This page is adapted from a post I made on Ravelry ‘s Ashford Espinners group, and although I realise that a lot of people just want to spin and create the yarn ‘as it comes’, others may wish to have more control over the outcome. You might for example want a high twist yarn for sock-knitting, or a soft spun yarn for baby clothes.
When I first got my Ashford E-spinner I just learned how to use it, and wrote a post about that here on my website.
However, I started to want to design the yarn I was spinning, as I have been able to do on my wheels, on which I can create predictable and replicable yarn for larger projects. I have written about taking control of your yarn outcomes on a manual wheel here, but it’s different to the Espinner, because you don’t treadle to turn the wheel, so treadles can’t come into the formula. Instead it is revolutions per minute of the flyer as delivered by the motor. This is controlled by a speed dial.
I have read Mabel Ross’ excellent, if rather dry ‘Handspinner’s Handbook’ and ‘The essentials of Handspinning’ and learned from this, and other sources how to design yarns to my own specification. From working on the wheel I know that although one uses the number of treadles as a guide to the twist it is actually the revolutions of the bobbin per treadle that creates the twist in the yarn.This is then combined with the amount of fibre into which one allows the twist to travel – therefore if the bobbin spins at eight revolutions per treadle and one inch of fibre is allowed through on each treadle there will be roughly eight twists per inch (TPI) in the singles. I say ‘roughly’ because the tension of the brake band will have some effect on TPI.

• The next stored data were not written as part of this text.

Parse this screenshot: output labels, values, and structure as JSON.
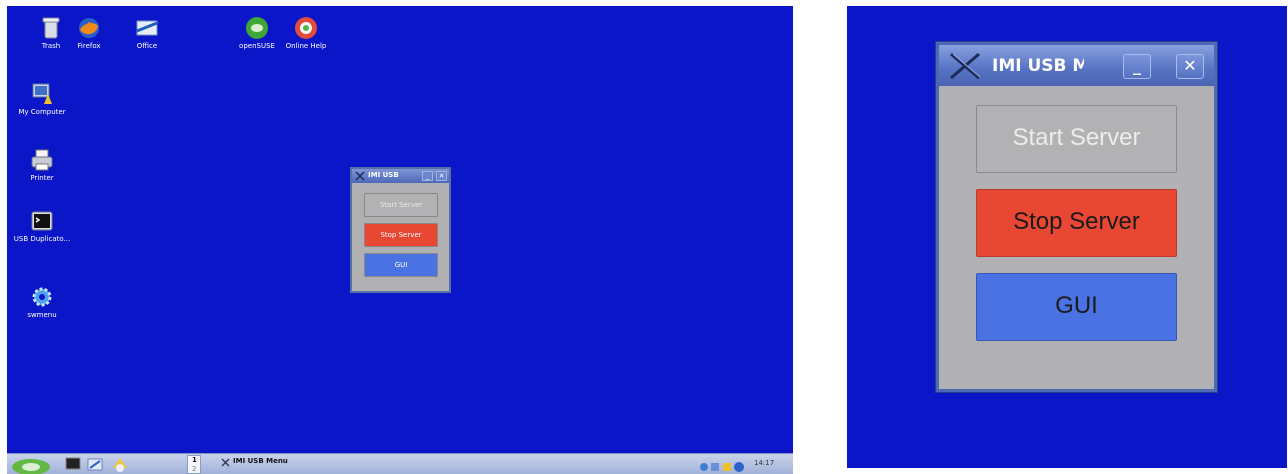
{
  "desktop": {
    "icons": [
      {
        "label": "Trash",
        "icon": "trash-icon"
      },
      {
        "label": "Firefox",
        "icon": "firefox-icon"
      },
      {
        "label": "Office",
        "icon": "office-icon"
      },
      {
        "label": "openSUSE",
        "icon": "opensuse-icon"
      },
      {
        "label": "Online Help",
        "icon": "help-icon"
      },
      {
        "label": "My Computer",
        "icon": "computer-icon"
      },
      {
        "label": "Printer",
        "icon": "printer-icon"
      },
      {
        "label": "USB Duplicato...",
        "icon": "terminal-icon"
      },
      {
        "label": "swmenu",
        "icon": "gear-icon"
      }
    ]
  },
  "window": {
    "title": "IMI USB M",
    "title_small": "IMI USB",
    "minimize": "_",
    "close": "✕",
    "buttons": {
      "start": "Start Server",
      "stop": "Stop Server",
      "gui": "GUI"
    }
  },
  "taskbar": {
    "workspace_1": "1",
    "workspace_2": "2",
    "task_label": "IMI USB Menu",
    "clock": "14:17"
  },
  "colors": {
    "desktop": "#0a16c8",
    "start_button": "#b2b1b4",
    "stop_button": "#e84733",
    "gui_button": "#4a72e3",
    "window_border": "#4d68b4"
  }
}
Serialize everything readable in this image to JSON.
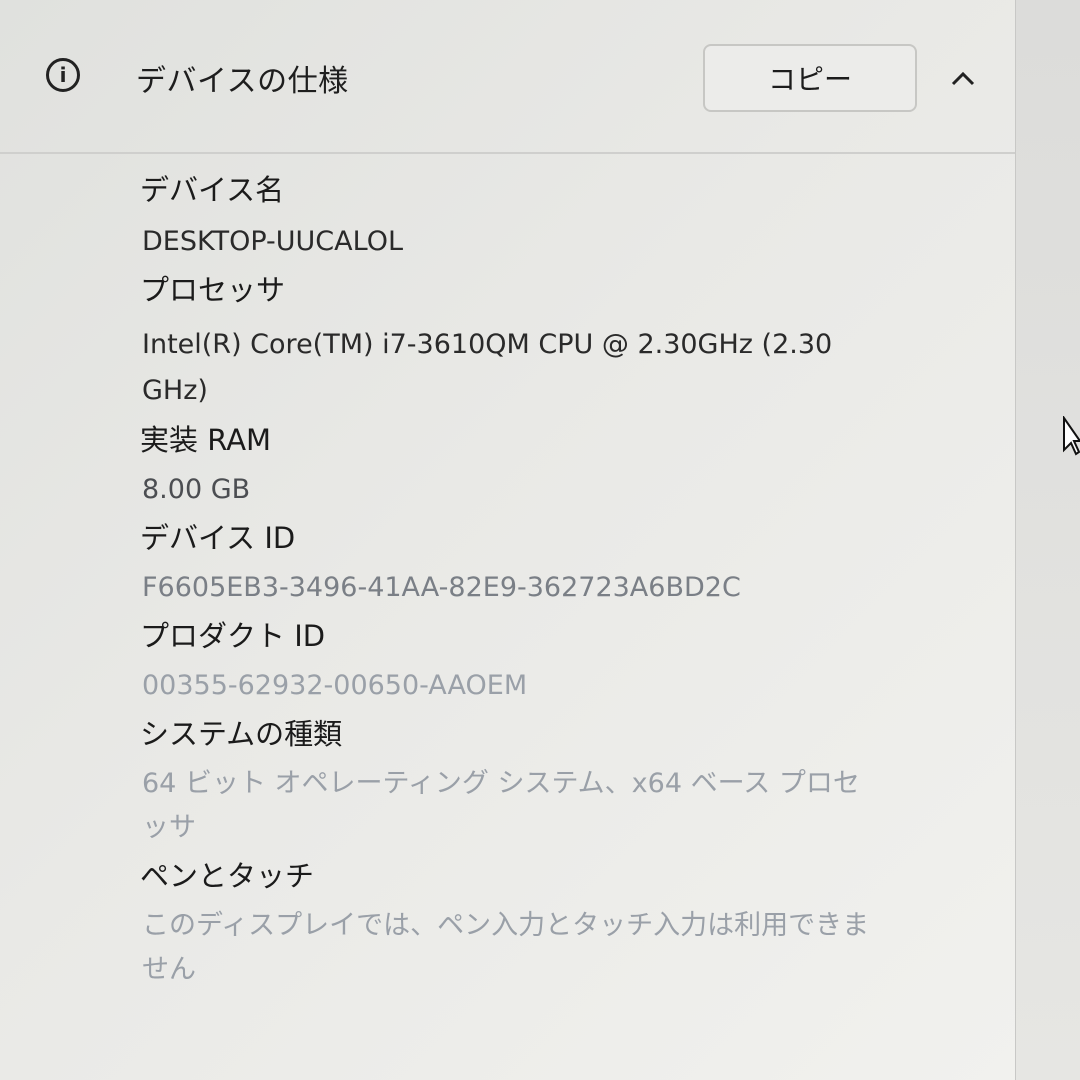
{
  "header": {
    "title": "デバイスの仕様",
    "copy_label": "コピー",
    "info_glyph": "i"
  },
  "specs": [
    {
      "label": "デバイス名",
      "value": "DESKTOP-UUCALOL"
    },
    {
      "label": "プロセッサ",
      "value": "Intel(R) Core(TM) i7-3610QM CPU @ 2.30GHz (2.30 GHz)"
    },
    {
      "label": "実装 RAM",
      "value": "8.00 GB"
    },
    {
      "label": "デバイス ID",
      "value": "F6605EB3-3496-41AA-82E9-362723A6BD2C"
    },
    {
      "label": "プロダクト ID",
      "value": "00355-62932-00650-AAOEM"
    },
    {
      "label": "システムの種類",
      "value": "64 ビット オペレーティング システム、x64 ベース プロセッサ"
    },
    {
      "label": "ペンとタッチ",
      "value": "このディスプレイでは、ペン入力とタッチ入力は利用できません"
    }
  ],
  "colors": {
    "text": "#1b1b1b",
    "panel": "#e9e9e6",
    "border": "#c7c7c4"
  },
  "icons": [
    "info-icon",
    "chevron-up-icon",
    "mouse-cursor-icon"
  ]
}
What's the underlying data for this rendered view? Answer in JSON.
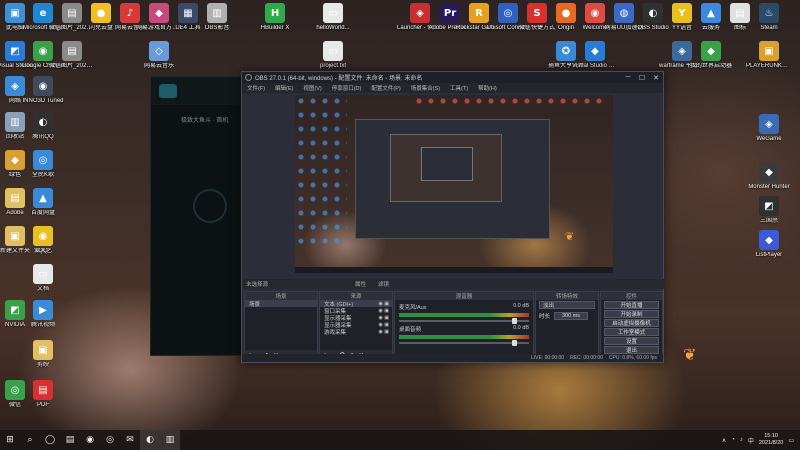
{
  "desktop": {
    "icons": [
      {
        "label": "此电脑",
        "glyph": "▣",
        "color": "#3d8fd6"
      },
      {
        "label": "Microsoft Edge",
        "glyph": "e",
        "color": "#1f86d1"
      },
      {
        "label": "微信图片_2021073...",
        "glyph": "▤",
        "color": "#8a8a8a"
      },
      {
        "label": "闪兑云盘",
        "glyph": "●",
        "color": "#f0c020"
      },
      {
        "label": "网易云音乐",
        "glyph": "♪",
        "color": "#d83a3a"
      },
      {
        "label": "网易游戏官方工具",
        "glyph": "◆",
        "color": "#c84a7a"
      },
      {
        "label": "UE4 工具",
        "glyph": "▦",
        "color": "#3a4a6a"
      },
      {
        "label": "OBS影音",
        "glyph": "▥",
        "color": "#b0b0b0"
      },
      {
        "label": "HBuilder X",
        "glyph": "H",
        "color": "#2eaa4a"
      },
      {
        "label": "helloWorld...",
        "glyph": "▭",
        "color": "#e8e8e8"
      },
      {
        "label": "Launcher - 快捷方式",
        "glyph": "◈",
        "color": "#c83030"
      },
      {
        "label": "Adobe Premie...",
        "glyph": "Pr",
        "color": "#2a1a5a"
      },
      {
        "label": "Rockstar Games...",
        "glyph": "R",
        "color": "#e8a020"
      },
      {
        "label": "Ubisoft Connect",
        "glyph": "◎",
        "color": "#3060c0"
      },
      {
        "label": "微信快捷方式",
        "glyph": "S",
        "color": "#d83030"
      },
      {
        "label": "Origin",
        "glyph": "●",
        "color": "#e86a20"
      },
      {
        "label": "Welcome",
        "glyph": "◉",
        "color": "#e04a40"
      },
      {
        "label": "网易UU加速器",
        "glyph": "◍",
        "color": "#3a6ac8"
      },
      {
        "label": "OBS Studio",
        "glyph": "◐",
        "color": "#303030"
      },
      {
        "label": "YY语音",
        "glyph": "Y",
        "color": "#e8c020"
      },
      {
        "label": "云服务",
        "glyph": "▲",
        "color": "#3a8ae0"
      },
      {
        "label": "图标",
        "glyph": "▤",
        "color": "#e0e0e0"
      },
      {
        "label": "Steam",
        "glyph": "♨",
        "color": "#2a4a6a"
      },
      {
        "label": "Visual Studio",
        "glyph": "◩",
        "color": "#2a7ad8"
      },
      {
        "label": "Google Chrome",
        "glyph": "◉",
        "color": "#3aa04a"
      },
      {
        "label": "微信图片_2021073...",
        "glyph": "▤",
        "color": "#8a8a8a"
      },
      {
        "label": "网易云音乐",
        "glyph": "◇",
        "color": "#6a9ad8"
      },
      {
        "label": "project.txt",
        "glyph": "▭",
        "color": "#e8e8e8"
      },
      {
        "label": "捕鱼大亨文件",
        "glyph": "✪",
        "color": "#3a8ad8"
      },
      {
        "label": "Visual Studio Code",
        "glyph": "◆",
        "color": "#2a7ad8"
      },
      {
        "label": "warframe 平台快捷方式",
        "glyph": "◈",
        "color": "#3a6a9a"
      },
      {
        "label": "我的世界启动器",
        "glyph": "◆",
        "color": "#3aa04a"
      },
      {
        "label": "PLAYERUNKNOWN'S BATTLEGR...",
        "glyph": "▣",
        "color": "#d8a030"
      }
    ]
  },
  "bg_window": {
    "title": "极致大鱼斗 · 首机"
  },
  "obs": {
    "title": "OBS 27.0.1 (64-bit, windows) - 配置文件: 未命名 - 场景: 未命名",
    "menu": [
      "文件(F)",
      "编辑(E)",
      "视图(V)",
      "停靠窗口(D)",
      "配置文件(P)",
      "场景集合(S)",
      "工具(T)",
      "帮助(H)"
    ],
    "dock_headers": {
      "scenes": "场景",
      "sources": "来源",
      "mixer": "混音器",
      "transitions": "转场特效",
      "controls": "控件"
    },
    "no_source": "未选择源",
    "properties": "属性",
    "filters": "滤镜",
    "scenes": [
      "场景"
    ],
    "sources": [
      {
        "name": "文本 (GDI+)",
        "visible": true
      },
      {
        "name": "窗口采集",
        "visible": true
      },
      {
        "name": "显示器采集",
        "visible": true
      },
      {
        "name": "显示器采集",
        "visible": true
      },
      {
        "name": "游戏采集",
        "visible": true
      }
    ],
    "mixer": [
      {
        "name": "麦克风/Aux",
        "db": "0.0 dB"
      },
      {
        "name": "桌面音频",
        "db": "0.0 dB"
      }
    ],
    "transition": {
      "type": "淡出",
      "duration_label": "时长",
      "duration": "300 ms"
    },
    "controls": [
      "开始直播",
      "开始录制",
      "启动虚拟摄像机",
      "工作室模式",
      "设置",
      "退出"
    ],
    "status": {
      "drop": "LIVE: 00:00:00",
      "rec": "REC: 00:00:00",
      "cpu": "CPU: 0.8%, 60.00 fps"
    }
  },
  "taskbar": {
    "items": [
      "⊞",
      "⌕",
      "◯",
      "▤",
      "◉",
      "◎",
      "✉",
      "◐",
      "▥"
    ],
    "tray": {
      "time": "15:10",
      "date": "2021/8/20",
      "lang": "中"
    }
  }
}
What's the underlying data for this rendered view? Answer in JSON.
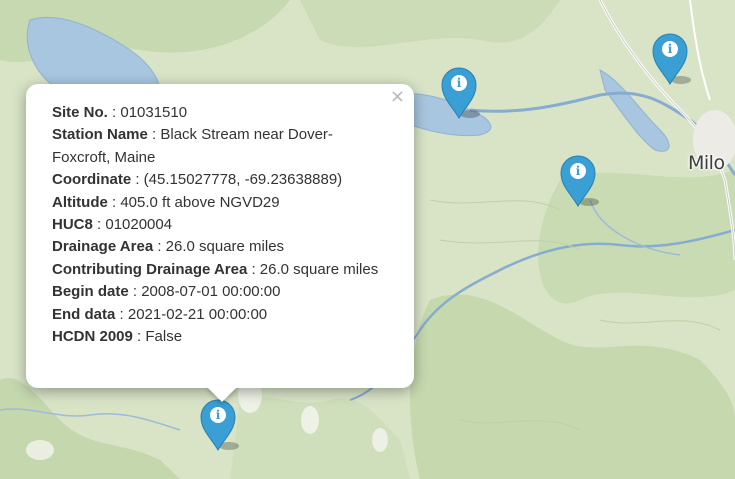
{
  "map": {
    "place_labels": [
      "Milo"
    ]
  },
  "markers": [
    {
      "icon": "info-icon",
      "glyph": "i",
      "color": "#3a9fd4"
    },
    {
      "icon": "info-icon",
      "glyph": "i",
      "color": "#3a9fd4"
    },
    {
      "icon": "info-icon",
      "glyph": "i",
      "color": "#3a9fd4"
    },
    {
      "icon": "info-icon",
      "glyph": "i",
      "color": "#3a9fd4"
    }
  ],
  "popup": {
    "close_label": "×",
    "fields": [
      {
        "label": "Site No.",
        "value": ": 01031510"
      },
      {
        "label": "Station Name",
        "value": ": Black Stream near Dover-Foxcroft, Maine"
      },
      {
        "label": "Coordinate",
        "value": ": (45.15027778, -69.23638889)"
      },
      {
        "label": "Altitude",
        "value": ": 405.0 ft above NGVD29"
      },
      {
        "label": "HUC8",
        "value": ": 01020004"
      },
      {
        "label": "Drainage Area",
        "value": ": 26.0 square miles"
      },
      {
        "label": "Contributing Drainage Area",
        "value": ": 26.0 square miles"
      },
      {
        "label": "Begin date",
        "value": ": 2008-07-01 00:00:00"
      },
      {
        "label": "End data",
        "value": ": 2021-02-21 00:00:00"
      },
      {
        "label": "HCDN 2009",
        "value": ": False"
      }
    ]
  },
  "colors": {
    "land": "#d9e4c7",
    "forest": "#c6d9b1",
    "water": "#a9c7e0",
    "marker": "#3a9fd4"
  }
}
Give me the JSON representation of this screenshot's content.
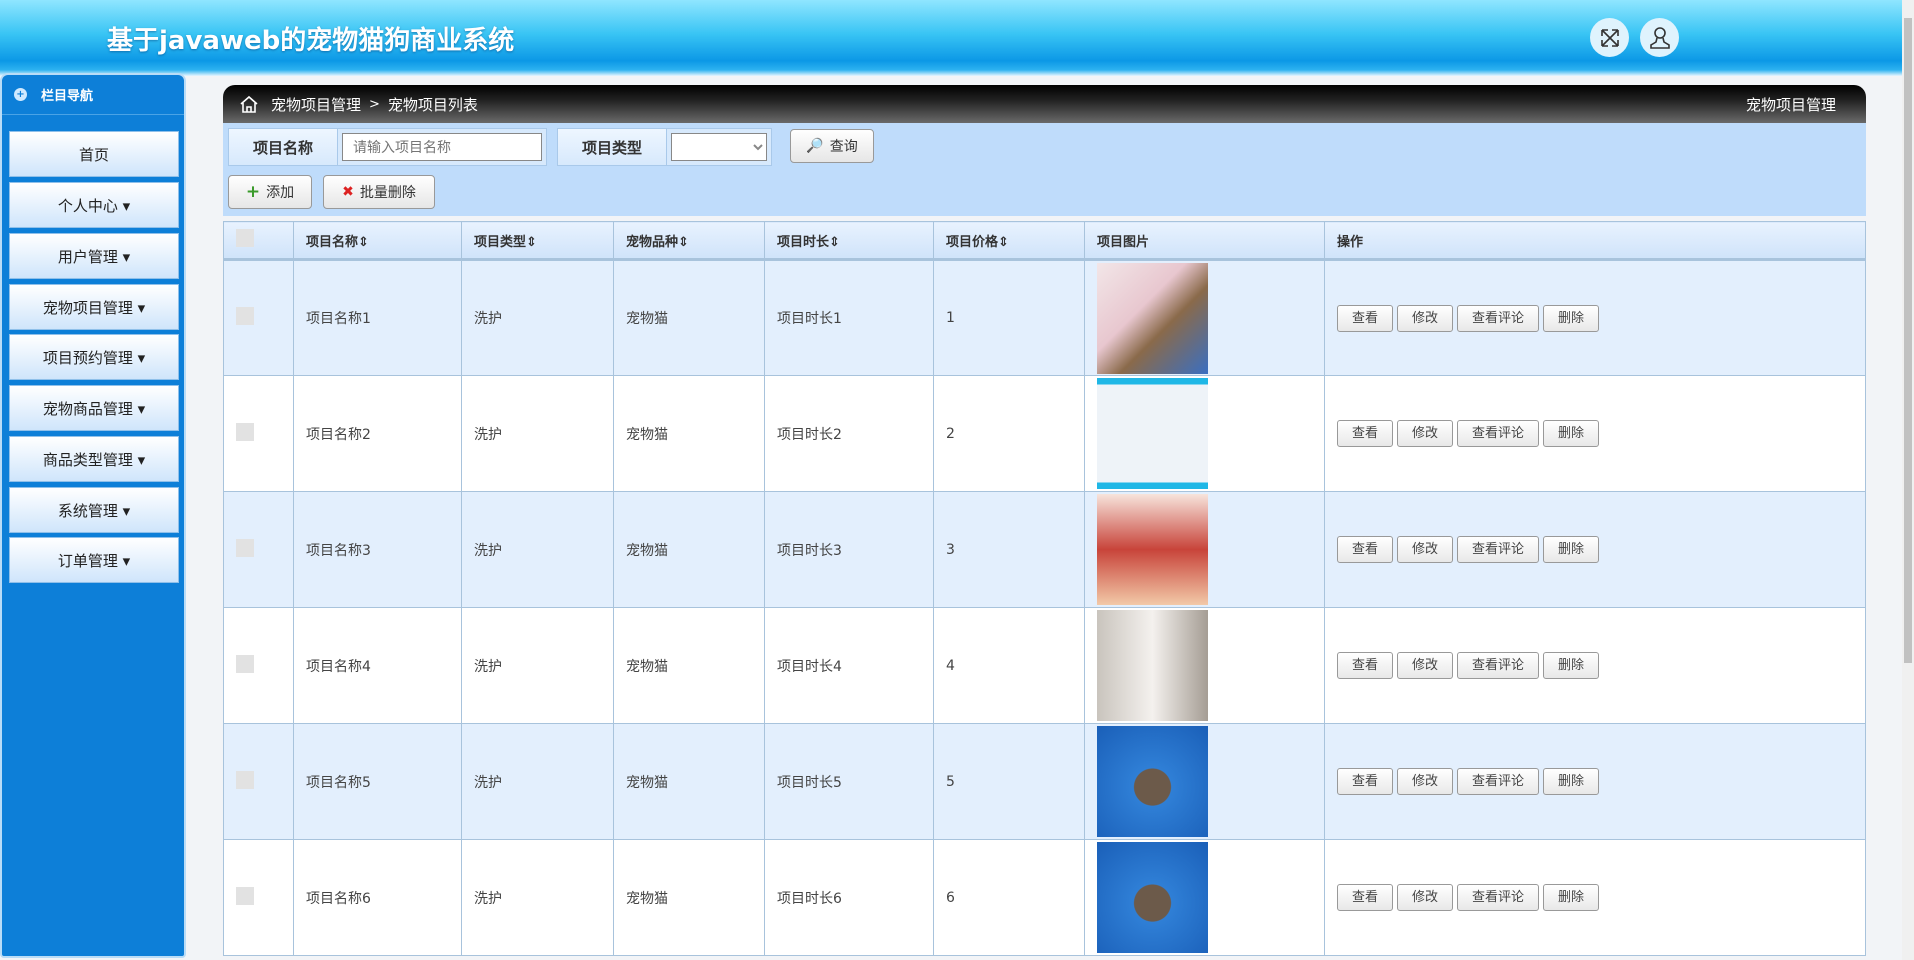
{
  "header": {
    "title": "基于javaweb的宠物猫狗商业系统",
    "icons": [
      "fullscreen-icon",
      "user-icon"
    ]
  },
  "sidebar": {
    "title": "栏目导航",
    "items": [
      "首页",
      "个人中心 ▾",
      "用户管理 ▾",
      "宠物项目管理 ▾",
      "项目预约管理 ▾",
      "宠物商品管理 ▾",
      "商品类型管理 ▾",
      "系统管理 ▾",
      "订单管理 ▾"
    ]
  },
  "breadcrumb": {
    "section": "宠物项目管理",
    "sep": ">",
    "page": "宠物项目列表",
    "right": "宠物项目管理"
  },
  "filter": {
    "name_label": "项目名称",
    "name_placeholder": "请输入项目名称",
    "type_label": "项目类型",
    "type_value": "",
    "search": "查询",
    "add": "添加",
    "batch_delete": "批量删除"
  },
  "table": {
    "headers": [
      "项目名称⇕",
      "项目类型⇕",
      "宠物品种⇕",
      "项目时长⇕",
      "项目价格⇕",
      "项目图片",
      "操作"
    ],
    "actions": [
      "查看",
      "修改",
      "查看评论",
      "删除"
    ],
    "rows": [
      {
        "name": "项目名称1",
        "type": "洗护",
        "breed": "宠物猫",
        "duration": "项目时长1",
        "price": "1"
      },
      {
        "name": "项目名称2",
        "type": "洗护",
        "breed": "宠物猫",
        "duration": "项目时长2",
        "price": "2"
      },
      {
        "name": "项目名称3",
        "type": "洗护",
        "breed": "宠物猫",
        "duration": "项目时长3",
        "price": "3"
      },
      {
        "name": "项目名称4",
        "type": "洗护",
        "breed": "宠物猫",
        "duration": "项目时长4",
        "price": "4"
      },
      {
        "name": "项目名称5",
        "type": "洗护",
        "breed": "宠物猫",
        "duration": "项目时长5",
        "price": "5"
      },
      {
        "name": "项目名称6",
        "type": "洗护",
        "breed": "宠物猫",
        "duration": "项目时长6",
        "price": "6"
      }
    ]
  }
}
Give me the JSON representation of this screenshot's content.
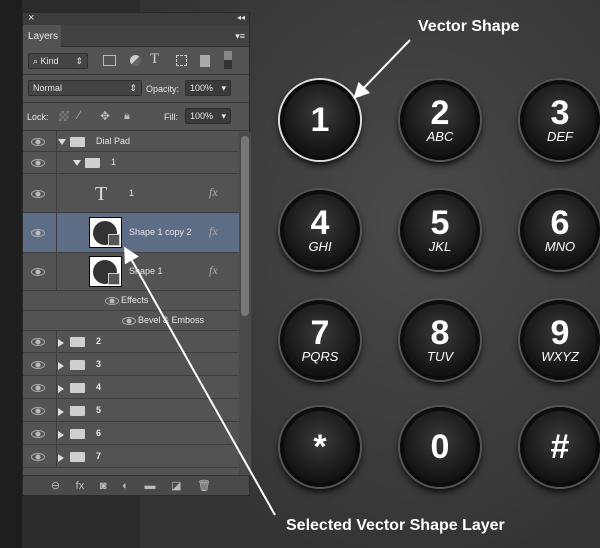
{
  "panel": {
    "close": "×",
    "collapse": "◂◂",
    "tab": "Layers",
    "menu": "▾≡",
    "filter": "Kind",
    "blend_mode": "Normal",
    "opacity_label": "Opacity:",
    "opacity": "100%",
    "lock_label": "Lock:",
    "fill_label": "Fill:",
    "fill": "100%"
  },
  "layers": [
    {
      "name": "Dial Pad",
      "type": "group",
      "expanded": true
    },
    {
      "name": "1",
      "type": "group",
      "expanded": true
    },
    {
      "name": "1",
      "type": "text",
      "fx": "fx"
    },
    {
      "name": "Shape 1 copy 2",
      "type": "shape",
      "fx": "fx",
      "selected": true
    },
    {
      "name": "Shape 1",
      "type": "shape",
      "fx": "fx"
    },
    {
      "name": "Effects",
      "type": "effects"
    },
    {
      "name": "Bevel & Emboss",
      "type": "effect"
    },
    {
      "name": "2",
      "type": "group"
    },
    {
      "name": "3",
      "type": "group"
    },
    {
      "name": "4",
      "type": "group"
    },
    {
      "name": "5",
      "type": "group"
    },
    {
      "name": "6",
      "type": "group"
    },
    {
      "name": "7",
      "type": "group"
    }
  ],
  "footer_icons": [
    "link-icon",
    "fx-icon",
    "mask-icon",
    "adjustment-icon",
    "folder-icon",
    "new-layer-icon",
    "trash-icon"
  ],
  "keypad": [
    {
      "d": "1",
      "l": ""
    },
    {
      "d": "2",
      "l": "ABC"
    },
    {
      "d": "3",
      "l": "DEF"
    },
    {
      "d": "4",
      "l": "GHI"
    },
    {
      "d": "5",
      "l": "JKL"
    },
    {
      "d": "6",
      "l": "MNO"
    },
    {
      "d": "7",
      "l": "PQRS"
    },
    {
      "d": "8",
      "l": "TUV"
    },
    {
      "d": "9",
      "l": "WXYZ"
    },
    {
      "d": "*",
      "l": ""
    },
    {
      "d": "0",
      "l": ""
    },
    {
      "d": "#",
      "l": ""
    }
  ],
  "annotations": {
    "top": "Vector Shape",
    "bottom": "Selected Vector Shape Layer"
  },
  "colors": {
    "selected_row": "#5d6d86",
    "panel": "#535353"
  }
}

On the Espinner it is still the same; the revolutions of the bobbin creates the twist., but you need to know the revolutions of the bobbin over a set period of time because you don’t have the treadling as a factor. Instead you need to know the revolutions of the bobbin in a set period of time, in this case one minute. To measure this I bought a little electronic tachometer to find out, and record, the revolutions per minute at progressively increasing settings on the speed dial. Before running the test I studied my speed dial and compared it to a clock face, and in this context it turns from 9 o’clock to about 5 o’clock. I then divided this working area of the dial into evenly spaced sections numbered 1-10. I drew 10 diagrams of the speed dial with the indicator at the approximate corresponding position to where I took the measurements and added in the revs per minute figures at the appropriate dial positions.
Ashford claim the Espinner runs from 0 to 1800 rpm but mine tops out at 1568 rpm. Broadly speaking, at 9 o’clock it runs at 40 rpm, 12 o’clock at 400 rpm and at 3 o’clock its gets to 1140rpm. It reaches its fastest of 1568rpm at 5 o’clock. The increments in between bridge these speeds. This is just an illustration based on my machine, I guess they are all likely to be slightly different.
Next I timed myself drafting to see how many drafts I made on average per minute , (let’s say 20 for example). I recorded the average length of fibre in each draft which was approximately one inch, but this will vary with the fibre’s staple length and your drafting style, so must be added as appropriate to the calculation.
With the above information I am able to roughly predict my twist.
Draft = 20 drafts per min
Length = 1 inch per draft. So 20 inches of fibre are drafted per minute.
If I want 8 TPI, I have to multiply 20 (the length) x 8 (the TPI) = 160.
So I need the Espinner bobbin to revolve at 160 revs per minute. This is just past 10 o’clock on my speed dial.
In this example, I can make simple adjustments as follows:
If I want 4TP
I can increase the length of my draft to 2 inches. Which divides the 8 revolutions by 2 = 4.
I can reduce the speed to 80rpm. The calculation for this would be – multiply 20 (the length) x 4 (the TPI) = 80.
If I want 6 TPI
I can draft 1.5 inches of fibre. Divide 8 revolutions by 1.5 = 6.
I can reduce the speed to 120rpm. Multiply 20 (the length) x 6 (the TPI) = 120.
Of course there will always be some flexibility in these figures, just as there is on a wheel, but I found it a good starting point.
Bear in mind that this is for singles only. If you plan to ply the singles together remember that you will have to work backwards from your desired final TPI of the plied yarn to work out what your singles TPI should be for a balanced yarn. This is the same balancing act as on a wheel, it is only how to achieve the desired twist on the Espinner that is different.
Happy, and more controlled spinning!